Dr. Roy Kühne ist Mitglied des Bundestages. Er setzt sich in Berlin für eine kluge Wiedereröffnung von Fitness- und Gesundheitszentren ein.

Was ist der Stand zu den Studios in Deutschland? Unsere Kollegin Sabrina Harper von der Leistungslust hat dazu Dr. Roy Kühne befragt, Mitglied im Bundestag und selbst Inhaber eines Gesundheitszentrums.

Corona bleibt langfristig

„Die Corona-Pandemie wird unseren Alltag noch eine ganze Zeit lang beeinflussen.
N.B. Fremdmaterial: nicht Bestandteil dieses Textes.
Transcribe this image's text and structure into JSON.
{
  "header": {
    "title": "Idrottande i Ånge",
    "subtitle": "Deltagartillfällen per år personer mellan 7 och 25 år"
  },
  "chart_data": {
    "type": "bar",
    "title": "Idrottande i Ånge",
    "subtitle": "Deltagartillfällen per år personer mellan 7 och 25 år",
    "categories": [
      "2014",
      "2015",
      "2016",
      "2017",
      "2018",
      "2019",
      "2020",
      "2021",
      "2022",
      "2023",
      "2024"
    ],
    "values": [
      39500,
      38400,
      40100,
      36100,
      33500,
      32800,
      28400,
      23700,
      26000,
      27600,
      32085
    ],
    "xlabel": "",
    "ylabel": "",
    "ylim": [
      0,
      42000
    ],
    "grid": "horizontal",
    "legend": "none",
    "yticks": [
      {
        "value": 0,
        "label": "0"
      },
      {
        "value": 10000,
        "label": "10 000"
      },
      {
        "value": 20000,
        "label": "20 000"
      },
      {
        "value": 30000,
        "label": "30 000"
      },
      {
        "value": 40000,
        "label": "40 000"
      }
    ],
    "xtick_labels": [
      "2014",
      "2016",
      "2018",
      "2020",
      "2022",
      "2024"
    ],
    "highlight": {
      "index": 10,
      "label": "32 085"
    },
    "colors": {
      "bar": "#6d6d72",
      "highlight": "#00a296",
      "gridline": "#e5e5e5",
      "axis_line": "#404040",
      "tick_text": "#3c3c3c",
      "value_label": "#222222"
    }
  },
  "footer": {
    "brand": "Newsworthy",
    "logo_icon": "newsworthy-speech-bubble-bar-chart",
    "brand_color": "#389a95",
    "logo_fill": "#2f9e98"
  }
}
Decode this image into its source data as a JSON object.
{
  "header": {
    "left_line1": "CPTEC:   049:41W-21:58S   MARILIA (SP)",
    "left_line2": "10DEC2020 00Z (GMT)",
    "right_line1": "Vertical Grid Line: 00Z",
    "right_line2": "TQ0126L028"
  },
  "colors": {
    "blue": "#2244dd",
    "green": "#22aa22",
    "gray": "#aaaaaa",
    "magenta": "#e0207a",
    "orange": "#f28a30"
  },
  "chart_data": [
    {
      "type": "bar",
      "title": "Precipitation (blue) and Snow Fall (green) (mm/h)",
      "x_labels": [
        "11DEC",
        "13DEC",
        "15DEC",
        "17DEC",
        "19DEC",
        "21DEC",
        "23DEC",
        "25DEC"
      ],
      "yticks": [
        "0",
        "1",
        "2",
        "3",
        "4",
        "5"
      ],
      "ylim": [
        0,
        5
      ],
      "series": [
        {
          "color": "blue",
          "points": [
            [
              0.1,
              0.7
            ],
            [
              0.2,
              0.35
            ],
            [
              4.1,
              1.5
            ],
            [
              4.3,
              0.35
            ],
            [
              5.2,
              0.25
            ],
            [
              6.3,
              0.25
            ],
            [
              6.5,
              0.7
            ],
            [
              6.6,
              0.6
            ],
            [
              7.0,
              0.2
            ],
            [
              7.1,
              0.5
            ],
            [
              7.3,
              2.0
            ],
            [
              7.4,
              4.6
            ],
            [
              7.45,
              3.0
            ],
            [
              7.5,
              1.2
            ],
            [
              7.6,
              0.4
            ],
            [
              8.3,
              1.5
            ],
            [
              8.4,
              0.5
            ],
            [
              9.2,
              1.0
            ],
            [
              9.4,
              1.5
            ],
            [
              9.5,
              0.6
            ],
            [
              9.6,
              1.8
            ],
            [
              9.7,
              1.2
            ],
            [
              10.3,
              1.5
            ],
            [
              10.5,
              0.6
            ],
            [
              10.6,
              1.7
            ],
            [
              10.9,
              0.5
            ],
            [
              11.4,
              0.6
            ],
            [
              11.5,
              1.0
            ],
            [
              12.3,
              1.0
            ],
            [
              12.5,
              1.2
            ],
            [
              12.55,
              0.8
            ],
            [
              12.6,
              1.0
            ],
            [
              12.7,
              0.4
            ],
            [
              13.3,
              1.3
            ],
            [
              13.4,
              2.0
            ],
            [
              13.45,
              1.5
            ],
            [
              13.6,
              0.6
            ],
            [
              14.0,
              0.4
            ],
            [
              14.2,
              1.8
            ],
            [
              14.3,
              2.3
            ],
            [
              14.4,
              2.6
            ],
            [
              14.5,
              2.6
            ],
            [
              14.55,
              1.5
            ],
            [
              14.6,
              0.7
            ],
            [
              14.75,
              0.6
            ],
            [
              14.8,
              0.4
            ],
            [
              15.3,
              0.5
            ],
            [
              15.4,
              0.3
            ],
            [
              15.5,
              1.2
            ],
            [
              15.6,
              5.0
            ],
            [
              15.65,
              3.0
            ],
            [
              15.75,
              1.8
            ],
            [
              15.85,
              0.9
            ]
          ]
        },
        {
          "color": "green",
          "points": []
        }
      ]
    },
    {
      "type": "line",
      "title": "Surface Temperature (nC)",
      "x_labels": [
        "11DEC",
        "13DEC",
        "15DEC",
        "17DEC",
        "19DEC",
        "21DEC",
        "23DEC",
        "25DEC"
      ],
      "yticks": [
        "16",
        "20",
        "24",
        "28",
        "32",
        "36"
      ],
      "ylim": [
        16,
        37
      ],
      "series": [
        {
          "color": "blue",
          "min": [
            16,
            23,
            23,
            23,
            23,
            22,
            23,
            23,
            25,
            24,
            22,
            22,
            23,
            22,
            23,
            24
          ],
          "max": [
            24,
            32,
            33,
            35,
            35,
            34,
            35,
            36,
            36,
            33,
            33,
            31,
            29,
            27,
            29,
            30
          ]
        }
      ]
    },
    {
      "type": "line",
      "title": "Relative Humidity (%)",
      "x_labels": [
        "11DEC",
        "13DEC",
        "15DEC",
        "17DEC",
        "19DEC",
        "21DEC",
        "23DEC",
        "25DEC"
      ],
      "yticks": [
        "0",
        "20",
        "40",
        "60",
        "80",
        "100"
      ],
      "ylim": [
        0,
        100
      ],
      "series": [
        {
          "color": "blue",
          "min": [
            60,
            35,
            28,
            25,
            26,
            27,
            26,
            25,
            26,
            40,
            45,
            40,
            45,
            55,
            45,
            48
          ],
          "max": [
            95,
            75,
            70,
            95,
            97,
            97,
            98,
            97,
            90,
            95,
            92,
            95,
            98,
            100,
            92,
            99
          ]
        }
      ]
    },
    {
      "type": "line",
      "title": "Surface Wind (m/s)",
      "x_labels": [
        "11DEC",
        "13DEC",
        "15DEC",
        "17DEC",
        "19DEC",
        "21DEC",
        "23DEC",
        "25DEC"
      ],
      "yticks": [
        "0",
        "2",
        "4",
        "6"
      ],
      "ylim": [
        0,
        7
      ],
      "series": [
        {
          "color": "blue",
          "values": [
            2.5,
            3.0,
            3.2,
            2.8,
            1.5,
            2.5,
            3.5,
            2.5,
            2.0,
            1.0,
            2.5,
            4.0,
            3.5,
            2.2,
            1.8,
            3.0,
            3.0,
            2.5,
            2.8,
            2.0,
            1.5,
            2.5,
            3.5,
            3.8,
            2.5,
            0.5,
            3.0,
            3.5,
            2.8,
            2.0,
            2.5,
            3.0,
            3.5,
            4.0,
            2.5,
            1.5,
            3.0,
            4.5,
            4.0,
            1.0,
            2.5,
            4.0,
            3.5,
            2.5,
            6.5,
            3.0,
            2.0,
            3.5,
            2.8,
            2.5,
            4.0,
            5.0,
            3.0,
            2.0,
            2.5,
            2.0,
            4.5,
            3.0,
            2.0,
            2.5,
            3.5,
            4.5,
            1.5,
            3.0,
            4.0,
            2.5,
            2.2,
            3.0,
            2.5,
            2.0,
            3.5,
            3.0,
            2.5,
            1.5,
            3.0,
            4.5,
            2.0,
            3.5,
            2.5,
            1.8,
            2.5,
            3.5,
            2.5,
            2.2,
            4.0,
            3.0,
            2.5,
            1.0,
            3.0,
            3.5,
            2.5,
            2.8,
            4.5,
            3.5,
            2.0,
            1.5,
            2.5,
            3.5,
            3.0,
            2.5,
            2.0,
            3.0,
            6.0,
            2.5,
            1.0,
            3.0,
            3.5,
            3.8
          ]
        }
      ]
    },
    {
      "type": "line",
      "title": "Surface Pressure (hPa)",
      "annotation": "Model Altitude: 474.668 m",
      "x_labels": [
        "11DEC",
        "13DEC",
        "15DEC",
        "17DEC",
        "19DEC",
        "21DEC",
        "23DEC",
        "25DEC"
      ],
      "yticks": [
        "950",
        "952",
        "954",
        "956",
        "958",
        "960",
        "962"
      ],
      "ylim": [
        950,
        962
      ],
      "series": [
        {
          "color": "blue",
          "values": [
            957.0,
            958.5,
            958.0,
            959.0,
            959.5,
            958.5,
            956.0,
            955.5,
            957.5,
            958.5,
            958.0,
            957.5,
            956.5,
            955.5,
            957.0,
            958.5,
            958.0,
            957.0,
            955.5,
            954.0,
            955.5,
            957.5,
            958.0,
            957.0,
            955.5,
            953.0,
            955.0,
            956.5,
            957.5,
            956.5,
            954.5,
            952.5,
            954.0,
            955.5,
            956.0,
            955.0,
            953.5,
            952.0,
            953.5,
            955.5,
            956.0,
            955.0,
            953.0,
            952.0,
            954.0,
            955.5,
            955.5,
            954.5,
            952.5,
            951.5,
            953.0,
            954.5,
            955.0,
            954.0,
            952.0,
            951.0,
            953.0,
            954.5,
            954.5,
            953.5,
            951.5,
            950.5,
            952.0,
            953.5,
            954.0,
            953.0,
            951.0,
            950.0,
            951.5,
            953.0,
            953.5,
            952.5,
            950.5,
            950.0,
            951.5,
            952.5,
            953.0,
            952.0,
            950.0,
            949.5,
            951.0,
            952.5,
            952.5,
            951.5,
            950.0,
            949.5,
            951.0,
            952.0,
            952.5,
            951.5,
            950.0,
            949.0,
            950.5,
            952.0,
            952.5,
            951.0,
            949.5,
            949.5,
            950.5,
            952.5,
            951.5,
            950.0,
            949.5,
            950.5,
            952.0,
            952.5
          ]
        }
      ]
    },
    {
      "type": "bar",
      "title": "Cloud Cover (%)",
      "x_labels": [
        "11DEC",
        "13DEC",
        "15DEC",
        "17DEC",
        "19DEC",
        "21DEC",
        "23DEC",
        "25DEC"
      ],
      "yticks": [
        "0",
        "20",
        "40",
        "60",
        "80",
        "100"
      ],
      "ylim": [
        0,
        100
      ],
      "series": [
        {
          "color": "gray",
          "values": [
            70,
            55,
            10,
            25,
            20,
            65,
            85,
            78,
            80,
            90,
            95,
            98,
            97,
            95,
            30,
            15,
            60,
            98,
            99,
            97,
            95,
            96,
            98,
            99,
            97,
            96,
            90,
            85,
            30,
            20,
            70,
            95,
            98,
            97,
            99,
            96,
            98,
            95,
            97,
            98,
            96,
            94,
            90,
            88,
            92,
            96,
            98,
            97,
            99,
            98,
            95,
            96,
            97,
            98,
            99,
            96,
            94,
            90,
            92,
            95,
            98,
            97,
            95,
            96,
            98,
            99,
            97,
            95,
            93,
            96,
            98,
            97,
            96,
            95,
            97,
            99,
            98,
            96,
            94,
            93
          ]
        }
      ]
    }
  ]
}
Umso wichtiger ist es jetzt, keine Maximalforderungen oder Einzelinteressen in den Vordergrund zu stellen. Vielmehr müssen wir schauen, welche Gemeininteressen wir voranbringen müssen, die im Sinne der Sporttreibenden und Anbietern liegen“, so Kühne.

Studioeröffnungen möglich

Gleichzeitig sieht er Möglichkeiten, auch Studios wieder öffnen zu können: „Die Studios sind sehr wohl in der Lage, Mindestabstände einzuhalten. Das Robert-Koch-Institut empfiehlt einen Mindestabstand von 2 m bzw. von 4 m bei einer Geschwindigkeit von 5 km/h. Darauf aufbauend kann man eine großzügige Quadratmeterzahl von 10 Quadratmetern definieren. Die Kundenanzahl wäre also ein Sportler pro 10 Quadratmeter, dieser Abstand liegt weit über dem z.B. in Supermärkten üblichen. Setzen wir diese 10 Quadratmeter als guten Abstand ein, würde das bedeuten, dass bei Einhaltung aller genannten Maßnahmen ein Betrieb in einem Fitness- und Gesundheitscenter möglich sein sollte.“

Seiner Ansicht nach sollte dabei auf ein kardiologisches Training (Laufband, Crossgerät, Stepper) weitgehend verzichtet werden, da es auf Grund starker Erwärmung auch zu vermehrter Atemtätigkeit und damit der Gefahr des Abhustens kommen kann.